Posted by: RICHARD MERWOOD | 8 Nov 2008 12:19:53

This is a pleasant coincidence: I found this entry not long after reading an entertaining anecdote of Hardy and Tess in _Thomas Hardy Remembered_. His acquaintance Desmond MacCarthy, in a BBC talk on Hardy's centenary, relayed the following comment from Hardy:

"Once when we were passing some spot in Tess he said to me, 'If I had thought that story was going to be such a success, I'd have made it a really good book.'"

While I think Hardy was surely being disingenuous, I do like having that statement to put alongside the comment from the letter above that his achievement was "only too faulty."

Posted by: Levi Stahl | 27 Sep 2008 20:23:54

The only laugh I ever got out of my first-year English tutor was when I quoted a critic of Hardy as saying that he combined "disbelief in the existence of God with a virulent dislike of Him for not existing". Or words to that effect; it was 28 years ago ...

Posted by: Jane Stemp | 19 Sep 2008 16:41:50

Hardy was a splendid, if increasingly gloomy, novelist. He was also a splendid poet.
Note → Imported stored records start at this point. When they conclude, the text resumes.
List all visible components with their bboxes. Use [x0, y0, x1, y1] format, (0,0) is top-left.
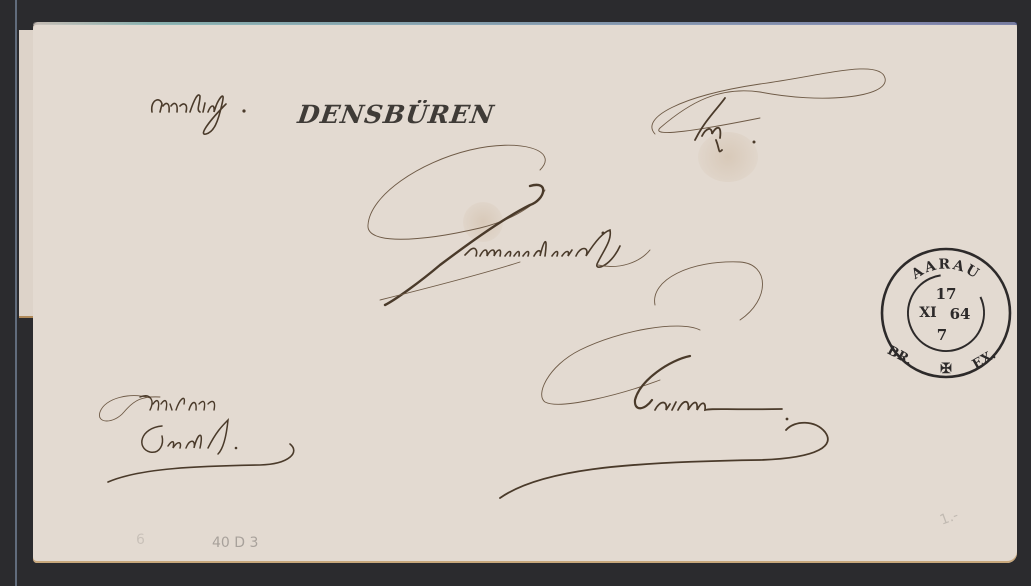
- datestamp-town: AARAU: [908, 257, 983, 284]
- datestamp-year: 64: [950, 305, 971, 323]
- datestamp-month: XI: [919, 305, 936, 321]
- manuscript-addressee: [368, 145, 650, 305]
- manuscript-flourish: [655, 262, 763, 320]
- circular-datestamp: AARAU 17 XI 64 7 BR. ✠ EX.: [882, 249, 1010, 377]
- manuscript-destination: [500, 326, 828, 498]
- datestamp-day: 17: [936, 285, 957, 303]
- handwriting-layer: AARAU 17 XI 64 7 BR. ✠ EX.: [0, 0, 1031, 586]
- pencil-note-left: 6: [136, 532, 145, 548]
- datestamp-hour: 7: [937, 326, 947, 344]
- manuscript-top-left-note: [152, 95, 246, 134]
- svg-text:AARAU: AARAU: [908, 257, 983, 284]
- cross-ornament-icon: ✠: [940, 361, 952, 377]
- manuscript-salutation: [652, 69, 885, 152]
- pencil-note-catalogue: 40 D 3: [212, 535, 258, 551]
- datestamp-bottom-right: EX.: [970, 347, 999, 372]
- manuscript-sender: [99, 396, 293, 482]
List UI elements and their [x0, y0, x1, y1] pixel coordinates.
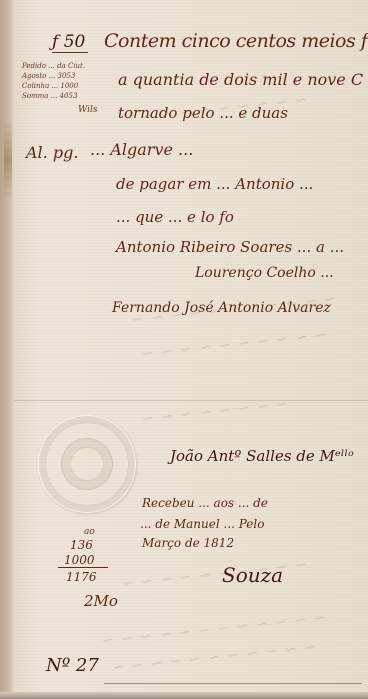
tally-total: 1176 — [66, 570, 97, 584]
manuscript-page: ~ ~ ~ ~ ~ ~ ~ ~ ~ ~ ~ ~ ~ ~ ~ ~ ~ ~ ~ ~ … — [0, 0, 368, 699]
tally-value: 1000 — [64, 553, 95, 567]
page-bottom-edge — [0, 692, 368, 699]
amount-underline — [52, 52, 88, 53]
margin-note-line: Somma ... 4053 — [22, 92, 77, 101]
margin-abbreviation: Al. pg. — [26, 143, 78, 162]
body-line: de pagar em ... Antonio ... — [116, 175, 313, 193]
seal-center — [61, 438, 113, 490]
body-line: a quantia de dois mil e nove C — [118, 70, 363, 89]
binding-spine — [0, 0, 14, 699]
embossed-seal — [38, 415, 136, 513]
body-line: Antonio Ribeiro Soares ... a ... — [116, 238, 344, 256]
endorsement-signature: Souza — [222, 563, 283, 587]
bleed-through-text: ~ ~ ~ ~ ~ ~ ~ ~ ~ ~ — [140, 325, 328, 363]
margin-note-line: Agosto ... 3053 — [22, 72, 75, 81]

Thank you for making available the information about 'Tess.' I have taught the novel with success to American undergraduate students.

You probably know, by the way, that the hue and cry after Hardy's 'Jude the Obscure' was published, Hardy decided to quit writing novels and turned to poetry, [I am condensing and paraphrasing what he said.]

The consummate, affecting irony of Hardy's life was that despite his doubts about the institutional religion of his day he continued to attend church.